Liam's eyes were closed, his skin quite pale. He didn't look like his photograph exactly. That was to be expected, Frank decided. His hair was quite a bit longer, for
one thing. Plus at least a decade had likely passed since the portrait had been shot, according to Vaughn's comments. "This is your son?" Frank asked.
"Yes," Marion said.
Frank looked for a resemblance. Liam was blond like his mother. Vaughn's hair had been gray when Frank met him. Maybe he had once been blond too.
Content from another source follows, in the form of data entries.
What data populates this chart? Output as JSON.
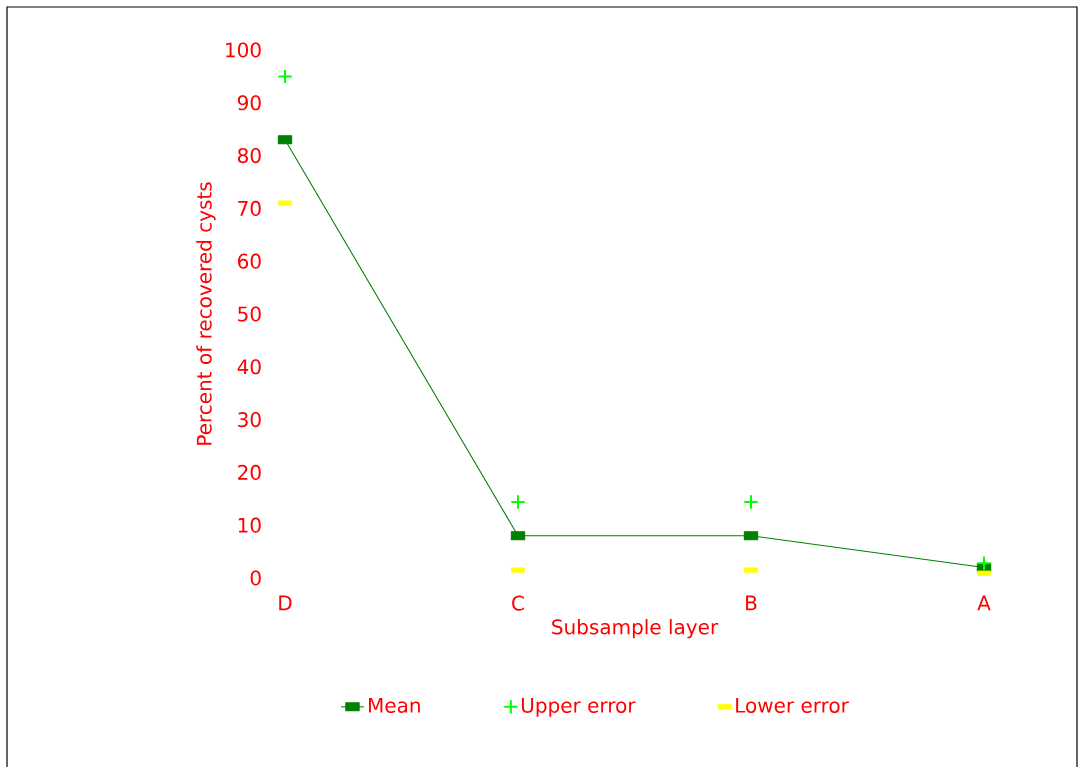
{
  "chart_data": {
    "type": "line",
    "categories": [
      "D",
      "C",
      "B",
      "A"
    ],
    "xlabel": "Subsample layer",
    "ylabel": "Percent of recovered cysts",
    "ylim": [
      0,
      100
    ],
    "yticks": [
      0,
      10,
      20,
      30,
      40,
      50,
      60,
      70,
      80,
      90,
      100
    ],
    "legend": "bottom",
    "series": [
      {
        "name": "Mean",
        "color": "#008000",
        "marker": "square",
        "values": [
          83,
          8,
          8,
          2
        ]
      },
      {
        "name": "Upper error",
        "type": "scatter",
        "color": "#00ff00",
        "marker": "cross",
        "values": [
          95,
          14.4,
          14.4,
          2.8
        ]
      },
      {
        "name": "Lower error",
        "type": "scatter",
        "color": "#ffff00",
        "marker": "square",
        "values": [
          71,
          1.5,
          1.5,
          0.9
        ]
      }
    ]
  }
}
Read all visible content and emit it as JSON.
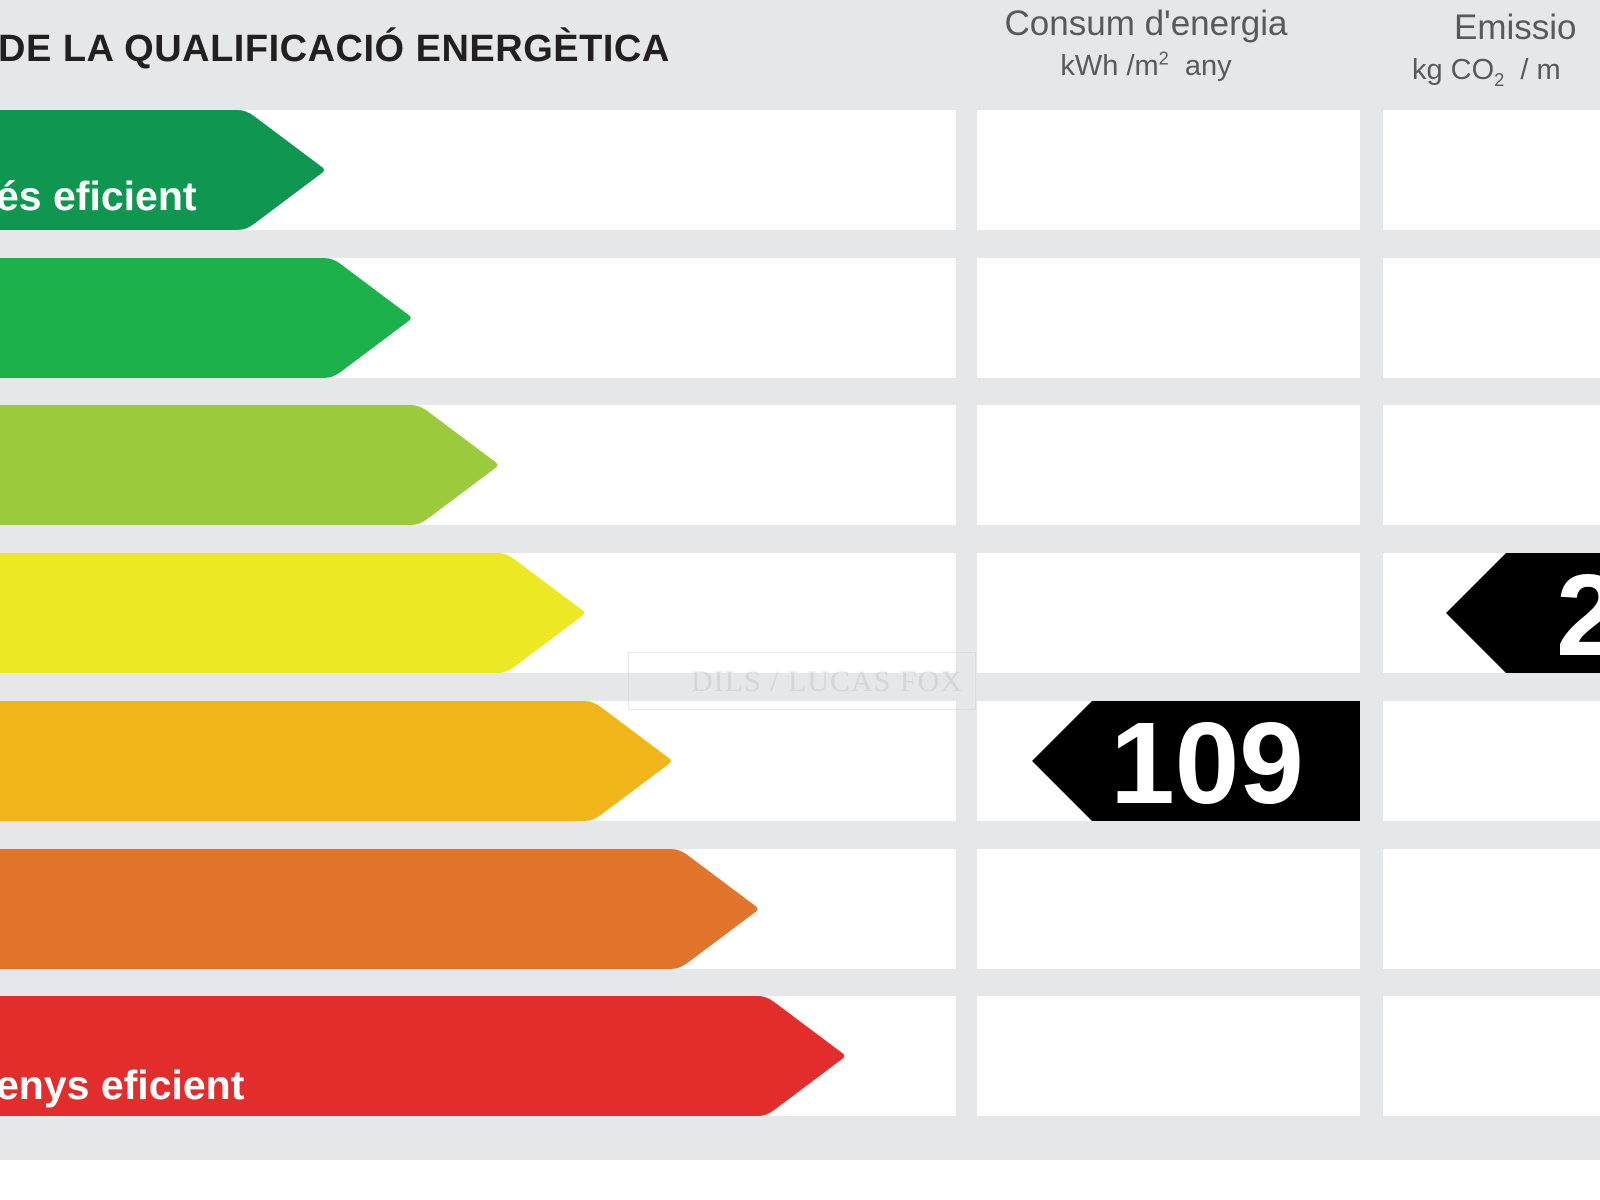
{
  "header": {
    "title": "DE LA QUALIFICACIÓ ENERGÈTICA",
    "consumption": {
      "title": "Consum d'energia",
      "unit_main": "kWh /m",
      "unit_sup": "2",
      "unit_tail": "any"
    },
    "emissions": {
      "title": "Emissio",
      "unit_main": "kg CO",
      "unit_sub": "2",
      "unit_tail": "/ m"
    }
  },
  "watermark": "DILS / LUCAS FOX",
  "colors": {
    "panel_bg": "#e6e7e8",
    "cell_bg": "#ffffff",
    "rating_arrow": "#000000"
  },
  "chart_data": {
    "type": "table",
    "scale": {
      "top_label": "és eficient",
      "bottom_label": "enys eficient",
      "classes": [
        {
          "color": "#0f9650"
        },
        {
          "color": "#1cb14b"
        },
        {
          "color": "#9bcb3c"
        },
        {
          "color": "#ece823"
        },
        {
          "color": "#f0b519"
        },
        {
          "color": "#e1752b"
        },
        {
          "color": "#e32c2c"
        }
      ]
    },
    "ratings": [
      {
        "column": "consumption",
        "value": "109",
        "class_index": 4
      },
      {
        "column": "emissions",
        "value": "2",
        "class_index": 3
      }
    ]
  }
}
The shape of their faces, particularly their noses, made them look as if they might share lineage, Frank supposed.
"Liam." Vaughn touched his son's clean shaven cheek. "This is Franklin." Either Marion or Vaughn must have tended to shaving him regularly.
There were many faded scars—large and small—all over Liam's face and torso, injuries from the crash, presumably, and whatever surgeries followed to fix the damage. The crisscrosses and lines were all healing. Some had nearly faded away, in fact, only noticeable now because of the intense wattage, bright lamps connected to current.
Suddenly, lightning flashed blue off of all the white and metal in the room. Frank jumped again. More current. "How long has he been here at the house?" he asked. "Like this?"
"Only a month. We brought him home from a facility."
"His medical team allowed that?"
"With the equipment, yes. Money makes all the difference in these circumstances. Though there is only so much even our wealth can accomplish."
Marion had brought the covers all the way to the foot of the bed. Liam was naked beneath them, completely exposed to Frank's eyes. He turned away.
Vaughn noticed, apparently. "You see him as alive." He said. "You rarely have a problem viewing a body undressed once its soul has left it."
"Except Melissa. Except Renny."
"You knew them personally."
"True," Frank admitted. "This does feel intrusive, yes. But what does that matter, Vaughn?"
"It matters a great deal."
"Look at him, Franklin. All of him." Marion wore an expression so loving, Frank almost thought it was for him, not leftover from glancing away from her son just a moment. He slowly turned and scanned Liam's form with intent. Liam had a lovely build. He didn't look terribly unhealthy or withered, considering what his body had been through and how many months—how many seasons—it had been in its current condition.